According to Mervin Jebaraj, director of the Center for Business and Economic Research (CBER) at the Sam M. Walton College of Business at the University of Arkansas, the 2.3% overall vacancy rate for apartments is so low as to be “functionally zero.” In CBER’s discussions with multifamily developers, many apartment complexes in Northwest Arkansas now have waiting lists. This is further illustrated when looking closer at the vacancy rates by apartment size, where the most popular units are one-bedrooms with a vacancy rate of 0.8% and two-bedrooms with a rate of 1.0%. Low inventories are also driving up lease rates, which rose 12.0% from the first half of 2021 and 61.3% since the first half of 2012.

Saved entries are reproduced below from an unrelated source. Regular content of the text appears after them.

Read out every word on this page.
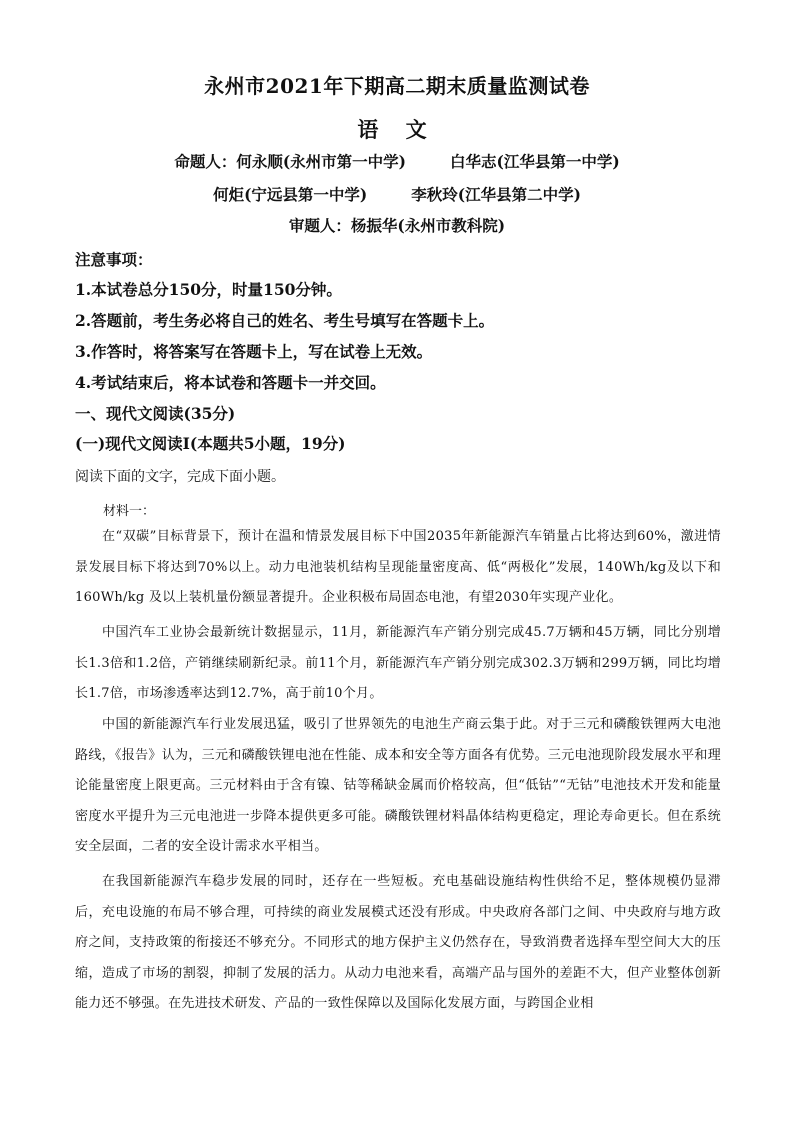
永州市2021年下期高二期末质量监测试卷
语 文
命题人：何永顺(永州市第一中学)	白华志(江华县第一中学)
何炬(宁远县第一中学)	李秋玲(江华县第二中学)
审题人：杨振华(永州市教科院)
注意事项：
1.本试卷总分150分，时量150分钟。
2.答题前，考生务必将自己的姓名、考生号填写在答题卡上。
3.作答时，将答案写在答题卡上，写在试卷上无效。
4.考试结束后，将本试卷和答题卡一并交回。
一、现代文阅读(35分)
(一)现代文阅读Ⅰ(本题共5小题，19分)
阅读下面的文字，完成下面小题。
材料一：
在“双碳”目标背景下，预计在温和情景发展目标下中国2035年新能源汽车销量占比将达到60%，激进情景发展目标下将达到70%以上。动力电池装机结构呈现能量密度高、低“两极化”发展，140Wh/kg及以下和160Wh/kg 及以上装机量份额显著提升。企业积极布局固态电池，有望2030年实现产业化。
中国汽车工业协会最新统计数据显示，11月，新能源汽车产销分别完成45.7万辆和45万辆，同比分别增长1.3倍和1.2倍，产销继续刷新纪录。前11个月，新能源汽车产销分别完成302.3万辆和299万辆，同比均增长1.7倍，市场渗透率达到12.7%，高于前10个月。
中国的新能源汽车行业发展迅猛，吸引了世界领先的电池生产商云集于此。对于三元和磷酸铁锂两大电池路线，《报告》认为，三元和磷酸铁锂电池在性能、成本和安全等方面各有优势。三元电池现阶段发展水平和理论能量密度上限更高。三元材料由于含有镍、钴等稀缺金属而价格较高，但“低钴”“无钴”电池技术开发和能量密度水平提升为三元电池进一步降本提供更多可能。磷酸铁锂材料晶体结构更稳定，理论寿命更长。但在系统安全层面，二者的安全设计需求水平相当。
在我国新能源汽车稳步发展的同时，还存在一些短板。充电基础设施结构性供给不足，整体规模仍显滞后，充电设施的布局不够合理，可持续的商业发展模式还没有形成。中央政府各部门之间、中央政府与地方政府之间，支持政策的衔接还不够充分。不同形式的地方保护主义仍然存在，导致消费者选择车型空间大大的压缩，造成了市场的割裂，抑制了发展的活力。从动力电池来看，高端产品与国外的差距不大，但产业整体创新能力还不够强。在先进技术研发、产品的一致性保障以及国际化发展方面，与跨国企业相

The market for residential single-family homes saw an increase in available inventory with 1,193 homes listed for sale on MLS compared to 642 one year ago, an increase of 85.8%. But this did nothing to slow down the continued increase in home prices as the average selling price of a home listed on MLS rose 26.8% from a year ago, from $304,235 to $385,821. From a decade ago, this average selling price has risen 128.4%, far outpacing the national rate of inflation in the last decade of 29.04%.

“The Northwest Arkansas region is being challenged to provide affordable housing options for the continued increase in population,” Jebaraj said. “The pace of new home construction is slowing because of supply chain issues as builders are having difficulty getting new homes completed because of a lack of appliances, while some new subdivisions can’t get the approvals they need because they can’t get the transformers needed to provide electricity. Hopefully these are temporary issues that will get resolved soon. However, offering more affordable housing than other desirable metros is a competitive advantage that we are beginning to lose with the pace of price increases.

“This issue will not resolve itself, so I am hoping that the Regional Workforce Council will help by encouraging housing policy coordination between cities in the region. We simply have to increase the amount of housing options for current and new residents if we are to continue growing,” Jebaraj concluded.

Mark Ryan, loan manager for Arvest in Benton County, said one of the primary reasons we sponsor the Skyline Report is so that we have a regular, comprehensive view of the overall real estate market.

“This specific report shows the value of this effort,” he said. “As the region’s largest real estate lender, our real estate development and mortgage lending teams are ready to provide the insight, guidance and investment capital needed to meet the demand for additional housing.”

The Arvest Skyline Report is a biannual analysis of the latest commercial, single-family residential and multifamily residential property markets in Benton and Washington counties. The report is sponsored by Arvest Bank and conducted by CBER.